Broken Les Paul Peghead Repaired
Bryan Galloup’s repair notes: A broken-off peghead really upsets the guitar owner, but can be surprisingly easy to repair so it’s just as strong as new.
This broken Les Paul peghead wasn’t so bad after all!
This Les Paul belongs to a retired working musician who dug it out of the closet and decided to fix it up to start playing again. This guitar shows the wear of years of use and abuse. Other than the broken peghead there are a few other things he’d like to repair, including the removal of an extra output jack that somebody had installed.
This peghead is broken clean off, not just a fracture like some of the simpler breaks. In addition, there are some sections of binding missing, and under the fretbaord the neck is cracked.
I first remove the tuners and truss rod hardware in preparation for repair.
I use West Systems epoxy for most of my broken peg head repairs (fig 5). This is a slow curing epoxy that gives me plenty of working time when realigning the broken sections.
I work into all cracks and both broken sections of the peghead.
I work both sections back together trying to feel when small fingers of broken wood fit back together like a puzzle.
Once in place, I use two flat cauls and two clamps to lightly clamp it together and watch to make sure it doesn’t slip.
When I’m sure it’s secure and straight, I finish clamping into position. This is a slow-curing epoxy that will need a full twelve hours to secure the peghead, so I’ll let it set overnight.
The binding slot is in good shape. To replace the binding and perflings I measure the width of each perfling and choose binding material of about the same width and height.
This material I chose was some Boltron strips I had on hand. They were about .005 wider than the binding I’m replacing, so I simply scraped them down to width.
I glue the binding into place with Duco cement. A piece of Teflon and tape holds them in place.
I file the binding flat so I can see that the joint fits well, then I tape the binding in place and float it with cynoacrolate.
I file the excess glue and binding flush…
…and scrape the binding to shape.
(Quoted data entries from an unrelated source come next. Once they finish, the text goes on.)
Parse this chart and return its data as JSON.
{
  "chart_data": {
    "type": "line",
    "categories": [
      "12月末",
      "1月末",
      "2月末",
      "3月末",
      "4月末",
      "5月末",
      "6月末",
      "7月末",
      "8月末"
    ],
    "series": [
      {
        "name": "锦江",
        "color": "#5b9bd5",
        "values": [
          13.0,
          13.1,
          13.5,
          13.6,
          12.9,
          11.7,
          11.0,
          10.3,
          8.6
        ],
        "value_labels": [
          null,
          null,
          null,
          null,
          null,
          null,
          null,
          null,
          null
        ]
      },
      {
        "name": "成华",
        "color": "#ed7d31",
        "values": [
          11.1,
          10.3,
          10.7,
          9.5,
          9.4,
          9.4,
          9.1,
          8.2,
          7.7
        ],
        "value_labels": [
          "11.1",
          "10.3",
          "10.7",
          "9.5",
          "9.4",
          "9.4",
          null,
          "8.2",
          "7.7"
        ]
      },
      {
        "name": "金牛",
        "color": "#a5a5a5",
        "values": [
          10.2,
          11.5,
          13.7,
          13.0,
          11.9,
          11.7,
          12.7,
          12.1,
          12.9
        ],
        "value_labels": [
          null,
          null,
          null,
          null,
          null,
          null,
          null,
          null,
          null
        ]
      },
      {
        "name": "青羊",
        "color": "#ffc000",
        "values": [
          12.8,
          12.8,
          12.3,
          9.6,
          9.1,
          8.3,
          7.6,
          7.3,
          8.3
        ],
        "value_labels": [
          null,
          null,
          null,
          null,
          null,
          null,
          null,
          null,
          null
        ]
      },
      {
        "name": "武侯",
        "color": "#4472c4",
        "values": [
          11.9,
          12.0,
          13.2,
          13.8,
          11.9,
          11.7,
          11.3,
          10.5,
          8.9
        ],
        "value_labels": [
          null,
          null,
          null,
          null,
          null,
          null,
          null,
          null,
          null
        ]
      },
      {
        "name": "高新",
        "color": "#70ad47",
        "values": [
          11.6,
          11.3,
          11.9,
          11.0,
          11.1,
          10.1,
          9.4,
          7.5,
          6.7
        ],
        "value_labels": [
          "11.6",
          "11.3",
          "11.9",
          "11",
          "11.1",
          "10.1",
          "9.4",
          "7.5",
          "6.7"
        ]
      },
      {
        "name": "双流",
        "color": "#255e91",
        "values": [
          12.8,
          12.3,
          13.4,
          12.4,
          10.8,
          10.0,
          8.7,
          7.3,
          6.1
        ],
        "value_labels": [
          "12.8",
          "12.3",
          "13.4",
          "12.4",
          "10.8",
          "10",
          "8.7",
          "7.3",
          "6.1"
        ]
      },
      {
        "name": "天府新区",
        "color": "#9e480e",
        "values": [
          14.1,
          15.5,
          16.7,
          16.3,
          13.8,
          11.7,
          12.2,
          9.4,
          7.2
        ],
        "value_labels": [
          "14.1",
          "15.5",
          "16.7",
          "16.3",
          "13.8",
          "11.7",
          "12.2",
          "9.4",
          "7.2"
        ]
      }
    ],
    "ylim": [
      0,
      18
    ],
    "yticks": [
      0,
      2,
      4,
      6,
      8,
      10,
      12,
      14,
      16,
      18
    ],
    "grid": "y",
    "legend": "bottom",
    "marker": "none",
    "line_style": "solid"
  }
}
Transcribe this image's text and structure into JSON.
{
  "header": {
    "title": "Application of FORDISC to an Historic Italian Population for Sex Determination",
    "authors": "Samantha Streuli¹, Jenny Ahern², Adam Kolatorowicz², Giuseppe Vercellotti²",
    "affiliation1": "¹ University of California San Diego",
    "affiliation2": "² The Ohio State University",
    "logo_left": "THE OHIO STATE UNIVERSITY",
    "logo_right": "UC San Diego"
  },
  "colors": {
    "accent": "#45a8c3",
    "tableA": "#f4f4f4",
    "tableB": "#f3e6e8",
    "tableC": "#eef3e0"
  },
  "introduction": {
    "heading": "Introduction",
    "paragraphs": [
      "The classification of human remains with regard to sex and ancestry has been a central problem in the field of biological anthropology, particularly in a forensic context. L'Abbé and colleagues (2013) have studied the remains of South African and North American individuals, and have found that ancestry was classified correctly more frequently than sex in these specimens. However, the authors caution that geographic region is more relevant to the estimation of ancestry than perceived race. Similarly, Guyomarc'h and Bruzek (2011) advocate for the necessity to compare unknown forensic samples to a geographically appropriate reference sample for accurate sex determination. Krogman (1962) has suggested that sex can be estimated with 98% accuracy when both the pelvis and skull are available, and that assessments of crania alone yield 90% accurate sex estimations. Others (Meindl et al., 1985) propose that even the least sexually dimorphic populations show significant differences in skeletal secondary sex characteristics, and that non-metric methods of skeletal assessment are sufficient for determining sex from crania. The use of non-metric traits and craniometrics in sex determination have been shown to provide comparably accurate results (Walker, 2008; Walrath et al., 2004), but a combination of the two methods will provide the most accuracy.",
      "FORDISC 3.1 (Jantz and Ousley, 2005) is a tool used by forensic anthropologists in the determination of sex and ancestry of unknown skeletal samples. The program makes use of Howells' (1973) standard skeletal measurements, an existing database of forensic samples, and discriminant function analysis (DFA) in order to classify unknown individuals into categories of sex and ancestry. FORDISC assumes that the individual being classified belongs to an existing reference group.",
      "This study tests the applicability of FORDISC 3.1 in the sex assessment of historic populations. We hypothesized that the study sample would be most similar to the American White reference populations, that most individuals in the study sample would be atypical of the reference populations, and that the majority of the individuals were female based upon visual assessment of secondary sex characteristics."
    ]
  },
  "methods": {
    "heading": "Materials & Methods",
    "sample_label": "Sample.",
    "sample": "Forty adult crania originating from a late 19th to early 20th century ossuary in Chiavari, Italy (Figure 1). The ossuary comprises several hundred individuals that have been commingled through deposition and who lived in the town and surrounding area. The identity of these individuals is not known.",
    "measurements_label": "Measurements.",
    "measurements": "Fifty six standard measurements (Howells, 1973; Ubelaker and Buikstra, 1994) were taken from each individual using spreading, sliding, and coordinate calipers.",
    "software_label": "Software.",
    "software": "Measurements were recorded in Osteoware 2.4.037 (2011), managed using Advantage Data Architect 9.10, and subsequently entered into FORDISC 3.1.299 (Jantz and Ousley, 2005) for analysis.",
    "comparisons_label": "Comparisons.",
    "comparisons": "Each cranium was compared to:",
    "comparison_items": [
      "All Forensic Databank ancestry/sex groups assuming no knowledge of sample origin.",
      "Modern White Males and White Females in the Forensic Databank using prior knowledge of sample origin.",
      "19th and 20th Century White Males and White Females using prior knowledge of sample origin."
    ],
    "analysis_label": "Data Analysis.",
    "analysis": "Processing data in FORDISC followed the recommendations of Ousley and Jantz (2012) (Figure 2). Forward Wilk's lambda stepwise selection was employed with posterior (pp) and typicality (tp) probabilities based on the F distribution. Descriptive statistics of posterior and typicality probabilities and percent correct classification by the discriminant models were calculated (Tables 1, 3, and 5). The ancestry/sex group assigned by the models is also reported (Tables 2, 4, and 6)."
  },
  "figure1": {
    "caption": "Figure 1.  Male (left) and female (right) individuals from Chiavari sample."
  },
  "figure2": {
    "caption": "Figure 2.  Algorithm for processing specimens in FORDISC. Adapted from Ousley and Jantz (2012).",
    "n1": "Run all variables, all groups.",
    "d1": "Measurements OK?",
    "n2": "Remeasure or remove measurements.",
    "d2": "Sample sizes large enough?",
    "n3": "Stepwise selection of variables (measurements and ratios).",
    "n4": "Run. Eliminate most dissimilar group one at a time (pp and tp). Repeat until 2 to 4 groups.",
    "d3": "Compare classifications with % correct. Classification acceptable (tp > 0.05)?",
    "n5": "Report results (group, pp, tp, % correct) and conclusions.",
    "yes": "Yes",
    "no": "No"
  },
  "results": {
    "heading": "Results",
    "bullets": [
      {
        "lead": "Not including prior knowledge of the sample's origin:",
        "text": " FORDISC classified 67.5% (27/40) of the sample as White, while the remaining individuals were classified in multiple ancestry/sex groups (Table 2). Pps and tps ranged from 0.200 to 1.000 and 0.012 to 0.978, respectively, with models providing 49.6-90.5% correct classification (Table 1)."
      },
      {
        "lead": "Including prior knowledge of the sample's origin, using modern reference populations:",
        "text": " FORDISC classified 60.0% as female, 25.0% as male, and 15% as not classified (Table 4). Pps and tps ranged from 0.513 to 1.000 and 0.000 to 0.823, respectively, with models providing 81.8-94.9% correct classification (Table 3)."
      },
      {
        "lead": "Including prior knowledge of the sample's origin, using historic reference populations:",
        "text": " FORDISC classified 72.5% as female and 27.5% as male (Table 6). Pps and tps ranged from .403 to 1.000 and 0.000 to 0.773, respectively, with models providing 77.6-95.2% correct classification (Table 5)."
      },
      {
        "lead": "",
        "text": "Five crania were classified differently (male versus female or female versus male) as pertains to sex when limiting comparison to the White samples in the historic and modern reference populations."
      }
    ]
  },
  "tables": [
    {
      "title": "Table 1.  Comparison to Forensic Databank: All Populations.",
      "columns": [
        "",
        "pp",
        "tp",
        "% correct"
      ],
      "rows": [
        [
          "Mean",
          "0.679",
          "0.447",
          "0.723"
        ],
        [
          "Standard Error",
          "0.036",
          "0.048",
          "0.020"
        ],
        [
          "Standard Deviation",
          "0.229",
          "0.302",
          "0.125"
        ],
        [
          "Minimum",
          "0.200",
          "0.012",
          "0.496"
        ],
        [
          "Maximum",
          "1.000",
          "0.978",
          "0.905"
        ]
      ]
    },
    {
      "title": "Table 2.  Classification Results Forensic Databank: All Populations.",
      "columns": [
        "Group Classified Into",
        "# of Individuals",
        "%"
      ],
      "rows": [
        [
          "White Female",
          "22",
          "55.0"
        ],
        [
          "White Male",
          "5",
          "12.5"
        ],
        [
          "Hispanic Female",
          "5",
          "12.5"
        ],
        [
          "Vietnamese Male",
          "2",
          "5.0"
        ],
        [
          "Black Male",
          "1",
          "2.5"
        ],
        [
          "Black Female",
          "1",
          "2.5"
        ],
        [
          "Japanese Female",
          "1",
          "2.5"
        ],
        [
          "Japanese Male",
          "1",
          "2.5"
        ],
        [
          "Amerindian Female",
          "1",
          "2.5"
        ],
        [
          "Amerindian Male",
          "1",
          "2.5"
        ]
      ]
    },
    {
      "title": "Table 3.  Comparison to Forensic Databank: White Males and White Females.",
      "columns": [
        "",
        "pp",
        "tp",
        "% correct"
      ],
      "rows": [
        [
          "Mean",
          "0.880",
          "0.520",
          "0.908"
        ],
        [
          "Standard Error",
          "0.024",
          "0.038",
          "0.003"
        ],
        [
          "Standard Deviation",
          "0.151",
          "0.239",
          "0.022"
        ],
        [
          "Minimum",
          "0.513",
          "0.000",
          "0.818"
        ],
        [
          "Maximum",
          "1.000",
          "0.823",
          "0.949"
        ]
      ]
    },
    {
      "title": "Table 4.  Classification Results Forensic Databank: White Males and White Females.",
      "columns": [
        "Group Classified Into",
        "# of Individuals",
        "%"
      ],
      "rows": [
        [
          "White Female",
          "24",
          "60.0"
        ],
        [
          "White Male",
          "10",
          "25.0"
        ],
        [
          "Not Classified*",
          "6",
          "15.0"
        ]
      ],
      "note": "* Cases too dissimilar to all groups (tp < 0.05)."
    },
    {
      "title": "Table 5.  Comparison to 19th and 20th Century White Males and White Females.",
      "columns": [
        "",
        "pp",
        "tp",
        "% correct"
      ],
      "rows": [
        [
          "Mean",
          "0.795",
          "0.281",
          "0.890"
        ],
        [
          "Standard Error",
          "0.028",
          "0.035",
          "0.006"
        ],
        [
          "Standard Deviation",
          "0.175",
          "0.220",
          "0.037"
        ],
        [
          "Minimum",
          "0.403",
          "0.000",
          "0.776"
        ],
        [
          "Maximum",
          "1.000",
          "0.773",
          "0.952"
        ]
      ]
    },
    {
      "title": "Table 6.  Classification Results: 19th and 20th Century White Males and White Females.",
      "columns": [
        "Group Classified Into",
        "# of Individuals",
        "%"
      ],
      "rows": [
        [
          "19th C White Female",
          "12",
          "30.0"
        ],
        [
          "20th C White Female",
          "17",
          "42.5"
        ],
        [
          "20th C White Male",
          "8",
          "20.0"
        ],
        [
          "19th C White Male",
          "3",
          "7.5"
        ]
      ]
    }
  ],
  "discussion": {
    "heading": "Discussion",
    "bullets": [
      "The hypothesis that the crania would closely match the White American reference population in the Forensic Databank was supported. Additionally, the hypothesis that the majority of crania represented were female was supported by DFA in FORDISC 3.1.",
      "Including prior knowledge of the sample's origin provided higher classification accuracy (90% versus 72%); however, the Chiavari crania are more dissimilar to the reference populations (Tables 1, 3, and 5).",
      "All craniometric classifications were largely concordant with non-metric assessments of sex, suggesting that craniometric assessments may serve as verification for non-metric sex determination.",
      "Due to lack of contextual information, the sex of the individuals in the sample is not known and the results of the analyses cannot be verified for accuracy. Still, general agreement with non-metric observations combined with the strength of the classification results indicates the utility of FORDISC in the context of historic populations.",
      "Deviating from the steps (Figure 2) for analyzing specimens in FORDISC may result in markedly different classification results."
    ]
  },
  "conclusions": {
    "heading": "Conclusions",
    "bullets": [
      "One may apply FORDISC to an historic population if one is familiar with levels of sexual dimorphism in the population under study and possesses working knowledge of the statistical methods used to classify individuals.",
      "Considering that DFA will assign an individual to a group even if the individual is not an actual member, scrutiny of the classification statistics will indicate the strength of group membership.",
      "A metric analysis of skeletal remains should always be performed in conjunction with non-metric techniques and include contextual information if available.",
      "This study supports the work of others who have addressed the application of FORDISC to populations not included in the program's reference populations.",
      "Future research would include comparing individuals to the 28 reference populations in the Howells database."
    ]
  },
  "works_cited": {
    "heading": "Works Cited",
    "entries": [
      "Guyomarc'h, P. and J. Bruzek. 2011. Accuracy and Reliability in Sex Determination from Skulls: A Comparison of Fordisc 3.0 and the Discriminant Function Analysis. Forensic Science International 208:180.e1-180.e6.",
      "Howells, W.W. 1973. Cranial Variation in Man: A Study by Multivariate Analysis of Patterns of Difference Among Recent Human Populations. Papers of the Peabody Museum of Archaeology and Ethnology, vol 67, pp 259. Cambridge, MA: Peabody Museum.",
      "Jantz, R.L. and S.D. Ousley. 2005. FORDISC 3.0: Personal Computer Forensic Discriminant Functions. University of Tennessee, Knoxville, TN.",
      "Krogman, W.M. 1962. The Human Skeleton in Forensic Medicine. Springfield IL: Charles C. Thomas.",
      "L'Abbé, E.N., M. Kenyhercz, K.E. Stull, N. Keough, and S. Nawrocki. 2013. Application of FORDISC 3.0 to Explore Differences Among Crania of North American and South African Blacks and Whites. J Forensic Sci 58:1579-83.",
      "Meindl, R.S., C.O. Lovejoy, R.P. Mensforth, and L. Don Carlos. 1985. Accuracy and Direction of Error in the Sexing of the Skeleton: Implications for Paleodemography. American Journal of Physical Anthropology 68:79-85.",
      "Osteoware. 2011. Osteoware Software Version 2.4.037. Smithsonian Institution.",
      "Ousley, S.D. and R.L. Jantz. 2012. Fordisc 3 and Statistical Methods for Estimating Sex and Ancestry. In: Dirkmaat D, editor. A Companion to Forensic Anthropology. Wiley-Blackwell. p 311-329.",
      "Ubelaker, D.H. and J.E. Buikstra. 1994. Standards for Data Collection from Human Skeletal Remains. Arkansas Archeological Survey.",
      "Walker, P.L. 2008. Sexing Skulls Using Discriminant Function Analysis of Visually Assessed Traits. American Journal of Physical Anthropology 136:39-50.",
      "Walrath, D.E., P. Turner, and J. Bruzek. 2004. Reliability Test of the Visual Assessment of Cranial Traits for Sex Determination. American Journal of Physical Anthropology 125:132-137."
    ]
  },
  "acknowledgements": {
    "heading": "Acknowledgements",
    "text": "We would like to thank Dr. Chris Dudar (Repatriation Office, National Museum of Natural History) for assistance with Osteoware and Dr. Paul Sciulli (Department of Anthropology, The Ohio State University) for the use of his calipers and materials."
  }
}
I inspect the entire peghead for imperfections and sand it to a 230-grit finish—down to about the fifth fret.
In preparation for finishing, I mask off the fretboard and the binding on the neck to protect them from black spray during the touch-up. I chose to leave the peghead bindings uncovered, and scrape them clean after spraying.
The last step is to Scotch-Bright the area to prep it for receiving the new finish.
I spray black over the repaired areas, then pull the tape off the bindings and scrape the peghead bindings clean.
I spray 4 coats of clear lacquer to seal the black in and airbrush a golden tint to match the aged look on the body bindings.
Once I was happy with the color match I finished the spraying process with eight coats of clear lacquer.
After a one-week curing period I wet-sanded with 1000-grit paper and buff it to a high gloss sheen.
I now clean and polish the entire guitar and reinstall the hardware. Once I finish the new nut and set up the guitar, this repair is complete — and it looks great.
The binding looks so good I couldn’t even tell it was repaired and the back shows no sign of the fracture!